When we brought him in for his 9 month appointment on Wednesday, I was honestly shocked to find out that he had dropped even lower to the 2%. Our pediatrician (who I like, but did not like in that moment), started asking me about nursing and my milk supply. I'm currently nursing Everett four times a day and as far as I know, everything is fine. He doesn't cry when he's finished or give me any other signals that he is still hungry. He's also eating three solid meals a day, aka SEVEN meals total per day, every two hours.
I immediately got defensive.
But, he's crawling now! He's super active!
He poops 4 times a day! He used to only poop once a week!
I'm small! I was a small baby! We are a slender family!
She didn't really seem to care, and kept pointing to the growth chart.
Which, I know I'm not a doctor, or a nurse, or medically trained in any capacity, but WHAT IS UP WITH THE GROWTH CHART? I realize it would be awesome if Everett was smack dab in the middle, but he's not.
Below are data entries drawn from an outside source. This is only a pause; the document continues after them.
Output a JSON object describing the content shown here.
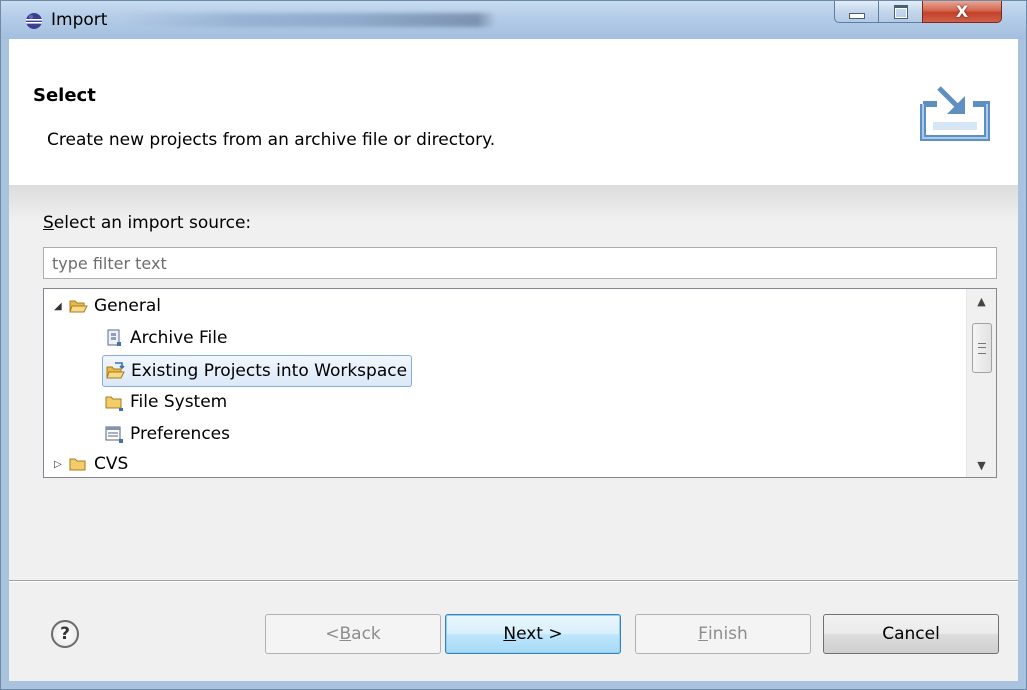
{
  "window": {
    "title": "Import",
    "minimize_label": "minimize",
    "maximize_label": "maximize",
    "close_glyph": "X"
  },
  "header": {
    "title": "Select",
    "description": "Create new projects from an archive file or directory.",
    "icon": "import-wizard-icon"
  },
  "source": {
    "label_mnemonic": "S",
    "label_rest": "elect an import source:",
    "filter_placeholder": "type filter text"
  },
  "tree": {
    "items": [
      {
        "label": "General",
        "icon": "folder-open-icon",
        "expanded": true,
        "level": 0
      },
      {
        "label": "Archive File",
        "icon": "archive-file-icon",
        "level": 1
      },
      {
        "label": "Existing Projects into Workspace",
        "icon": "existing-projects-icon",
        "level": 1,
        "selected": true
      },
      {
        "label": "File System",
        "icon": "folder-icon",
        "level": 1
      },
      {
        "label": "Preferences",
        "icon": "preferences-icon",
        "level": 1
      },
      {
        "label": "CVS",
        "icon": "folder-icon",
        "expanded": false,
        "level": 0
      }
    ]
  },
  "buttons": {
    "help": "?",
    "back_prefix": "< ",
    "back_mnemonic": "B",
    "back_rest": "ack",
    "next_mnemonic": "N",
    "next_rest": "ext >",
    "finish_mnemonic": "F",
    "finish_rest": "inish",
    "cancel": "Cancel"
  },
  "colors": {
    "selection_border": "#84acdd",
    "default_button_border": "#3c7fb1",
    "close_button": "#c4412a"
  }
}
And I guess if I had even the tiniest of inkling that there was something wrong with Everett, I would be grateful for our pediatrician's attention to the growth chart. But I don't have the tiniest of an inkling. Everett is, literally, the happiest baby on the block. He smiles 90% of the day. He only fusses when he's tired. He's crawling and babbling and loves to be outside and play with his blocks. He's a happy, active little boy.
But our pediatrician doesn't see any of that. She sees a number on the scale, a percentage on the chart, and a reason to lecture.
And I can't help but feel like this is crazy sauce. The idea that a doctor can see my son once every three months for fifteen minutes at a time and use a stupid growth chart to size up (pun intended) how healthy he is, seems bananas to me. At what point do we stop using these growth charts? I'm 26 and last time I checked, there wasn't a growth chart for me to adhere to. Adults come in all different sizes and shapes according to diet and exercise and their natural disposition, right? And if Everett's clearly not malnourished or lethargic or crying from starvation, is it possible that he is just.....small? And that maybe he'll stay small or have a growth spurt next month or grow bigger when he's a toddler?
Maybe I'm the crazy one. Maybe I should be worried. Maybe there is something wrong, and maybe this is what they call motherhood denial. Who knows? Being a parent is hard. It feels harder today.
I'm stepping down from my soapbox now. If you need us, Ev and I will be drowning our anxieties in yogurt and cheese.